Ce matin du 16 août 2017, fera à tout jamais date dans l’histoire du musée d’Arts Naïfs et d’Arts Singuliers de Laval.
Depuis 1967, cet établissement, situé dans le Vieux Château, est un lieu unique d’exposition consacré à l’Art Naïf. La ville s’enorgueillit d’avoir vu naître dans ses murs un des artistes les plus connus en la matière : Henri Rousseau dit le Douanier Rousseau. Malheureusement, le cordonnier n’étant pas toujours le mieux chaussé, le musée ne dispose que de très peu de toiles du peintre local.
Mais ne nous égarons pas, revenons à notre matinée du 16 août 2017. Donc, ce matin là, un homme, voûté mais marchant hardiment, avancé dans l’âge, portant fièrement de belles bacchantes, arborant un front dégagé et des cheveux hirsutes grisonnants, se présenta à l’accueil dudit musée. Il confia au préposé un colis soigneusement emballé, disant faire un don à la ville d’une œuvre qui, selon lui, «serait mieux en ces lieux, écrin de collections d’exceptions». C’est ce qui figure au procès verbal qui sera établi plus tard reprenant les dires du gardien qui déclara se souvenir parfaitement des termes du donateur. Voilà un professionnalisme qui mérite d’être loué à sa juste valeur.

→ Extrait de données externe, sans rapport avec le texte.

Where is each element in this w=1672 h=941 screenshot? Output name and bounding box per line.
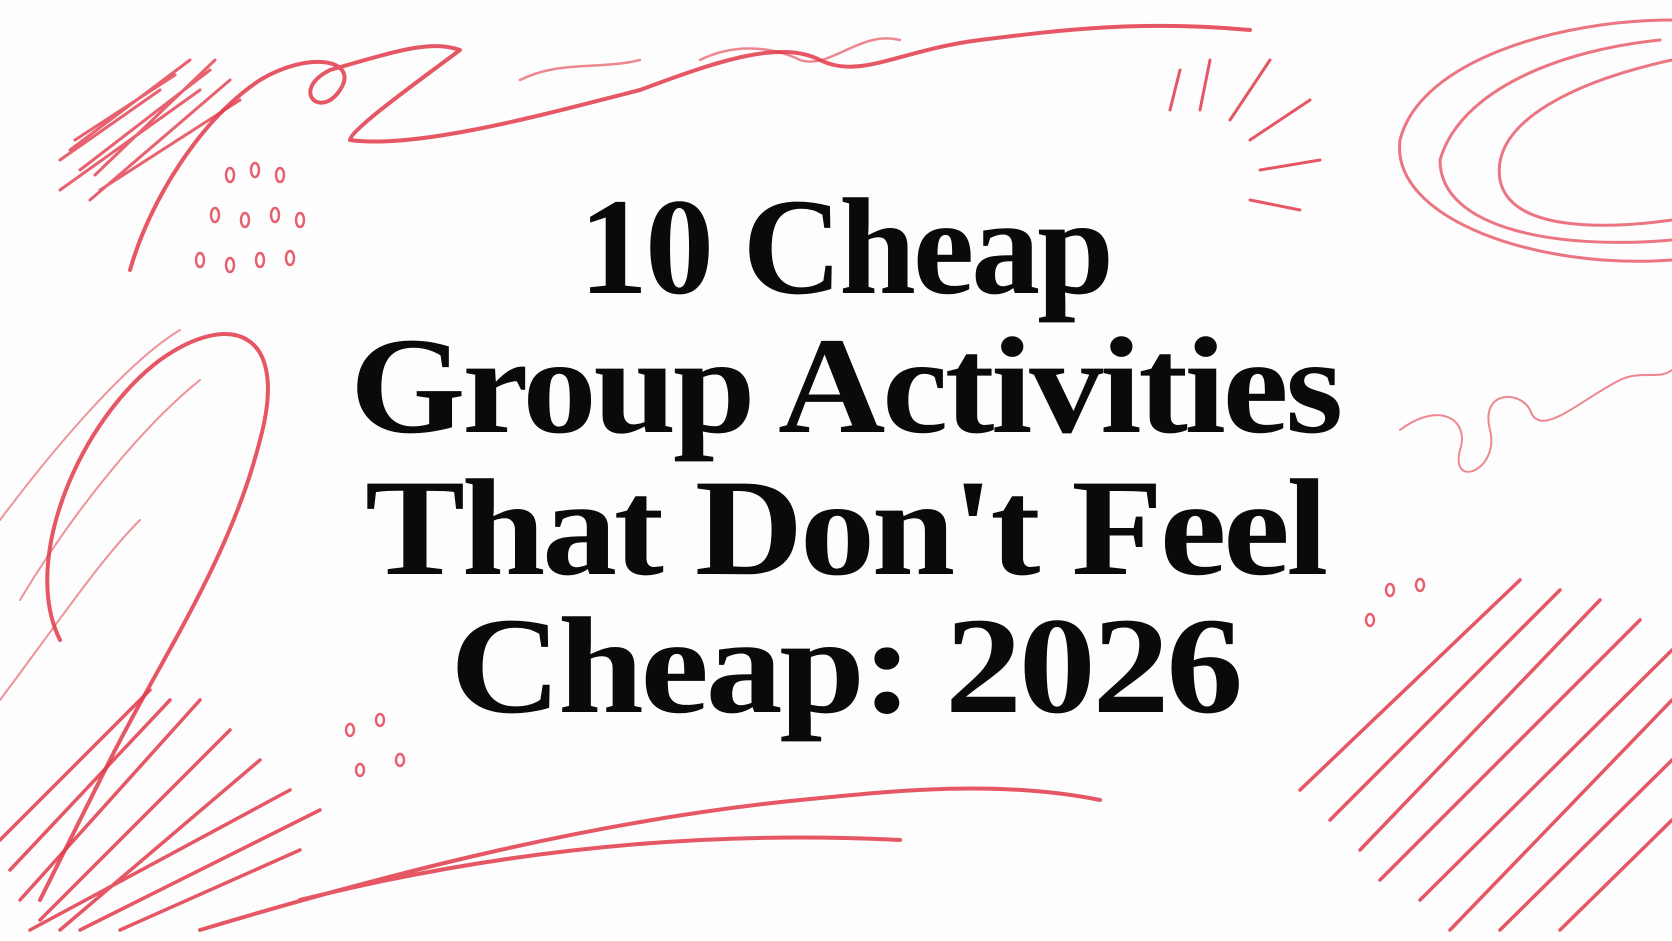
scribble: [0, 688, 322, 932]
scribble: [198, 786, 1102, 932]
headline-line: Group Activities: [350, 309, 1340, 462]
headline-line: 10 Cheap: [579, 170, 1111, 323]
scribble: [1398, 18, 1672, 263]
scribble: [0, 329, 201, 701]
scribble: [1399, 369, 1672, 473]
headline-line: That Don't Feel: [365, 451, 1326, 604]
scribble: [518, 37, 902, 82]
scribbles: [0, 18, 1672, 932]
scribble: [128, 23, 1252, 272]
dots: [194, 161, 1426, 778]
scribble: [58, 58, 242, 202]
headline-line: Cheap: 2026: [450, 589, 1240, 742]
rays: [1168, 58, 1322, 212]
scribble: [38, 332, 270, 902]
headline: 10 Cheap Group Activities That Don't Fee…: [350, 170, 1343, 742]
scribble: [1298, 578, 1672, 932]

Ce fut un choc indescriptible pour Antoinette Le Falher, directrice du musée, qui, mise en possession du paquet par le gardien précité, libéra le présent de son emballage.
Le tableau, puisque c’est de cela qu’il s’agissait, représentait dans le plus pure style naïf, un paysage avec un pêcheur sur le bord d’une rivière. Au surplus, l’œuvre arborait fièrement à sa base droite une signature indiquant «Henri Rousseau».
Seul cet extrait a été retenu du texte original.